Saturday 30 June 2012

June's Famous Devonian

June’s famous Devonian is John Gay (30 June 1685 – 4 December 1732) who was born in Barnstable. He is most famous as being the author of The Beggar’s Opera, a work distinguished by good-humored satire and technical assurance.[1] John Gay is credited with the first success of the ballad opera genre.[2]


John Gay. [3]
Gay attended the Grammar School in Barnstable and upon leaving school he was apprentices to a silk mercer in London. Disliking the work, Gay left the merchant to work briefly for Arthur Hill, who became manager of a theatre company. In 1712, in his late twenties, Gay was a secretary to the Duchess of Monmouth and even worked as a secretary to Lord Clarendon.[4] His first important poem, Rural Sports, appeared in 1713. This is a ‘descriptive and didactic work’ in two short books dealing with hunting and fishing, but containing also ‘descriptions of the countryside and meditations on the Horatian theme of retirement’.[5]


The Beggar's Opera. [6]

The Beggar’s Opera was produced in London on the 29th January 1728 by John Rich at Lincoln’s Inn Fields Theatre and ran for 62 performances.
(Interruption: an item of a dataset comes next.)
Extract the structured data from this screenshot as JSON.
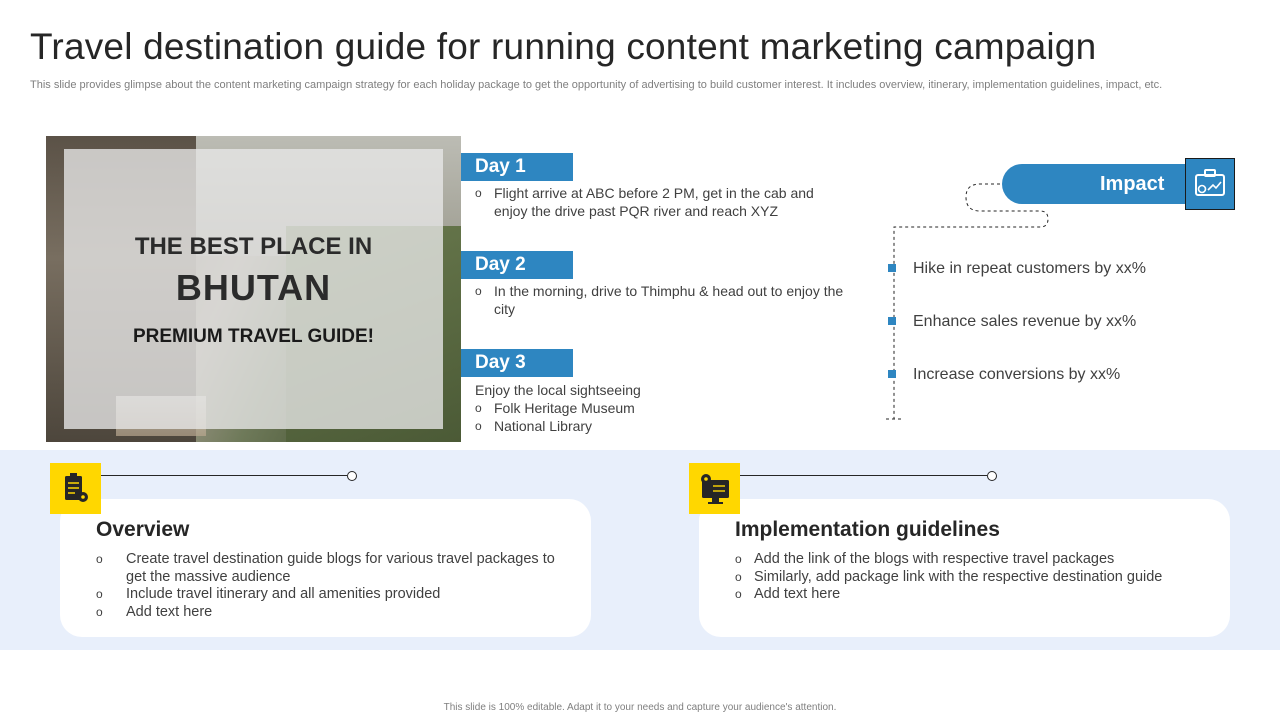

Narrated by the beggar himself, it is a story of thieves and highwaymen and centers around love triangle between the highwayman Macheath, his fence's daughter Polly and the jailer's daughter Lucy (who is pregnant with his child). It was intended to ‘mirror the moral degradation of society and, more particularly, to caricature the prime minister Sir Robert Walpole and his Whig administration’.[7] It soon became very popular and throughout the Eighteenth Century and was staged ‘just about everywhere in the English speaking world where room could be found to put up a stage’.[8]
''Sure men were born to lie, and women to believe them!''
John Gay (1685-1732), British dramatist. Lucy, in The Beggar's Opera, act 2, sc. 13.
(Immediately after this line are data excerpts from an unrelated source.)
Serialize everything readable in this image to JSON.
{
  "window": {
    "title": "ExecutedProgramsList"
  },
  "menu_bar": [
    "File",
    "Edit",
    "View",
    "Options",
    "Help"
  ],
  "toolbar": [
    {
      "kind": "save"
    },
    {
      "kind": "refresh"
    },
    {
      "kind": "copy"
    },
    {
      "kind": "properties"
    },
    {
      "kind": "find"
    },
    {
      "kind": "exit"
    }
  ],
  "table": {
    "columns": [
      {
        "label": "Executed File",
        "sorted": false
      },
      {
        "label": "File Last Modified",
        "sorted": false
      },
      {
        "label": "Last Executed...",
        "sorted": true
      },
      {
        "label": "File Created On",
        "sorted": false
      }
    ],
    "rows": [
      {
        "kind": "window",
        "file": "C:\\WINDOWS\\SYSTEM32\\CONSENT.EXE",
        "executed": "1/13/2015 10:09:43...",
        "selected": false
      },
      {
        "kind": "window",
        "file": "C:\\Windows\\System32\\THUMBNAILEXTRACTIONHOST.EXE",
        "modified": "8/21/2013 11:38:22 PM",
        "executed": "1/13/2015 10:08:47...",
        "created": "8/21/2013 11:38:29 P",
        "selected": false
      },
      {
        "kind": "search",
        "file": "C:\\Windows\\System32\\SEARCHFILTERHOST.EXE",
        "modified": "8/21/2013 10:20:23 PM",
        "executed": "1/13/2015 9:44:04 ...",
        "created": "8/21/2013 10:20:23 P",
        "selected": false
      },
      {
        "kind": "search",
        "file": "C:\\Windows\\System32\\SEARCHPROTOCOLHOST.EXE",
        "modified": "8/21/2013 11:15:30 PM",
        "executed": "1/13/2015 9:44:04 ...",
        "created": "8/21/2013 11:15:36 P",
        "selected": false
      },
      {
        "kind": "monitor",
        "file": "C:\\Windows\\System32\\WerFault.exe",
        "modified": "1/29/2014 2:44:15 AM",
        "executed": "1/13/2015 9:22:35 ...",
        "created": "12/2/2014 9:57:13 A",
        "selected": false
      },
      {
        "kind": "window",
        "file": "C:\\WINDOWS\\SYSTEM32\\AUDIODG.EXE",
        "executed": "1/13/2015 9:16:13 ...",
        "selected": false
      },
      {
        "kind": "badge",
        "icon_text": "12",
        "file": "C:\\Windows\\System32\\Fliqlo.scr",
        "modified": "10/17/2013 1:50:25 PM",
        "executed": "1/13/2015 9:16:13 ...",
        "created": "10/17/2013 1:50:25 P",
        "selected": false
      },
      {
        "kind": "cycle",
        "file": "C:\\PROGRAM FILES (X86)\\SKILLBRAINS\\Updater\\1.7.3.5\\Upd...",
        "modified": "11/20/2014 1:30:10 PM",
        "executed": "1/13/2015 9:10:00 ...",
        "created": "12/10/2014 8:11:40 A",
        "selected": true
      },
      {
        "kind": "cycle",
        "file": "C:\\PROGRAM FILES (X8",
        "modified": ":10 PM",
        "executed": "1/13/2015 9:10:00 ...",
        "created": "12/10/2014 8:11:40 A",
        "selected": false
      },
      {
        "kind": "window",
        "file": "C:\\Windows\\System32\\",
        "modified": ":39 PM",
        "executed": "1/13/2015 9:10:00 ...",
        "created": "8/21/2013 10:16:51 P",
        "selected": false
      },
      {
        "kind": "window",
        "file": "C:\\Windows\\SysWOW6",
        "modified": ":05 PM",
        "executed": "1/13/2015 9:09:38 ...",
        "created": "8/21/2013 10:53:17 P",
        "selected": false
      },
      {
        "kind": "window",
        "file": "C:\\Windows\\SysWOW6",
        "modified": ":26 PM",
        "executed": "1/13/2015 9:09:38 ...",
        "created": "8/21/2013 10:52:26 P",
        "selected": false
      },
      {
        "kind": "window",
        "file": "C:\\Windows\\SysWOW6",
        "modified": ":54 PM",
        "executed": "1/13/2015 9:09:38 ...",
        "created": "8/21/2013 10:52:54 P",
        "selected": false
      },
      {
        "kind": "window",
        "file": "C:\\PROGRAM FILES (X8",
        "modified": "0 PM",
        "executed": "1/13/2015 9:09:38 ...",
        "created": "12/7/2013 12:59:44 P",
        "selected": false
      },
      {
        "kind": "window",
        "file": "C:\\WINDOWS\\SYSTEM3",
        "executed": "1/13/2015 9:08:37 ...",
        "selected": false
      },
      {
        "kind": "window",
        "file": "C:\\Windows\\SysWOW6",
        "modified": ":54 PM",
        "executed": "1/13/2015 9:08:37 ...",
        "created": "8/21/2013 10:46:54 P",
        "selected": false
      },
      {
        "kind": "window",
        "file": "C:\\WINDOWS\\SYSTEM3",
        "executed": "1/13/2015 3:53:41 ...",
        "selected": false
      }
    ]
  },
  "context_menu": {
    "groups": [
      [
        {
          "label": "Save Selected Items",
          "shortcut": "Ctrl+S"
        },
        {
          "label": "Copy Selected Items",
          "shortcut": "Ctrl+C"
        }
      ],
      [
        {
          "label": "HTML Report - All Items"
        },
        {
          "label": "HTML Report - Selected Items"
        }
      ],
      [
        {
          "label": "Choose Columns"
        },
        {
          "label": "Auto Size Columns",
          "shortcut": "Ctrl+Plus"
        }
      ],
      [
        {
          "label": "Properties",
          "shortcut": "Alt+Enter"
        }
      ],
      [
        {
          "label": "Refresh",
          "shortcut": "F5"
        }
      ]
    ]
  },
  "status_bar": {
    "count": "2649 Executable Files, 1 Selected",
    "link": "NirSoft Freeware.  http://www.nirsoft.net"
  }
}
Gay lost most of his money after investing in the disastrous South Sea Stock, leaving behind £6,000 when he died. He was buried in Westminster Abbey.
Life is a jest, and all things show it.
I thought it once, and now I know it.

(John Gay's self-written epitaph).[9]



[1] Encyclopaedia Britannica Online Academic Version, ‘John Gay’, 2012. [Online] Available from: www.britannica.com/EBchecked/topic/227376/John-Gay. (Accessed 26/05/12).
[2] Eighteenth Century English Website, ‘The Beggar’s Opera’, 2002. [Online] Available from: www.umich.edu/~ece/student_projects/beggars_opera/. (Accessed 26/05/12).
[3] Wikipedia, ‘John Gay’, 2012. [Online] Available from: http://en.wikipedia.org/wiki/John_Gay. (Accessed 26/05/12).
[4] Eighteenth Century English Website, ‘The Beggar’s Opera’, 2002. [Online] Available from: www.umich.edu/~ece/student_projects/beggars_opera/. (Accessed 26/05/12).
[5] Encyclopaedia Britannica Online Academic Version, ‘John Gay’, 2012. [Online] Available from: www.britannica.com/EBchecked/topic/227376/John-Gay. (Accessed 26/05/12).
[6] Daily Post (London, England), Wednesday, February 14, 1728; Issue 2620.
[7] Encyclopaedia Britannica Online Academic Version, ‘John Gay’, 2012. [Online] Available from: www.britannica.com/EBchecked/topic/227376/John-Gay. (Accessed 26/05/12).
[8] Winton, C. (1993) John Gay and the London Theatre, The University of Kentucky Press, Lexington, KY : 169.
[9] The Contemplator’s Short History of John Gay and the Beggar’s Opera, 2012. [Online] Available from: www.contemplator.com/history/johngay.html. (Accessed 26/05/12).

Monday 18 June 2012

June Inventions

On the 4th June 1963 patent No 3,091,888 was granted to six-year-old Robert Patch for a toy truck.[1] The idea was to create a toy truck which could be easily assembled and disassemble by children and could change into different types of truck. Kind of like a modern Transformers toy.


Truck Patent Image. [1]

The 9th June 1953 saw the patent for the manufacture of soft surface cured cheese granted, No 2,641,545.[2] This was developed by John Kraft and it was not the first time Kraft had been involved with cheese. In 1903 L.J Kraft started a wholesale cheese business in Chicago, selling cheese from the back of a horse drawn wagon, by 1914 their first cheese factory in Illinois opened and within a year the factory had began producing cheese in tins.[3] These cheese tins were provided for the armed forces during World War 1. 1950 saw the production of Kraft Deluxe process cheese slices, which were the first commercially packaged processed cheese.[4] The year of 1952 saw Cheez Whiz, a pasteurised processed cheese spread, come onto the market.[5] However, the 1953 soft surface cured cheese patent, as mentioned above,  focused on making the separation of the soft cheese from the exterior easier, as ‘few customers eat both the mould pad and the soft interior’.[6] The difficulties in separating the two parts of the cheese is ‘naturally of considerable annoyance to the consumer, as well as an ultimate waste of edible cheese’.[7]


Cheese Patent Image. [2]

Now something which the majority of us will have in our homes...medicine bottles. It is the child lock top which we are looking at here. Patented on 5th June 1984 the ‘Safety Cap for Medicine Bottle’ No 4,452,364 was granted to Ronald Kay.[8] Originally the device served as a detection device to see whether medicines had been tampered with, ‘efforts are being made to seal the contents such that a purchaser would easily be able to detect whether or not tampering had occurred’.[9] This kind of device has also kept children safe as well, as the lock cap creates a barrier to them.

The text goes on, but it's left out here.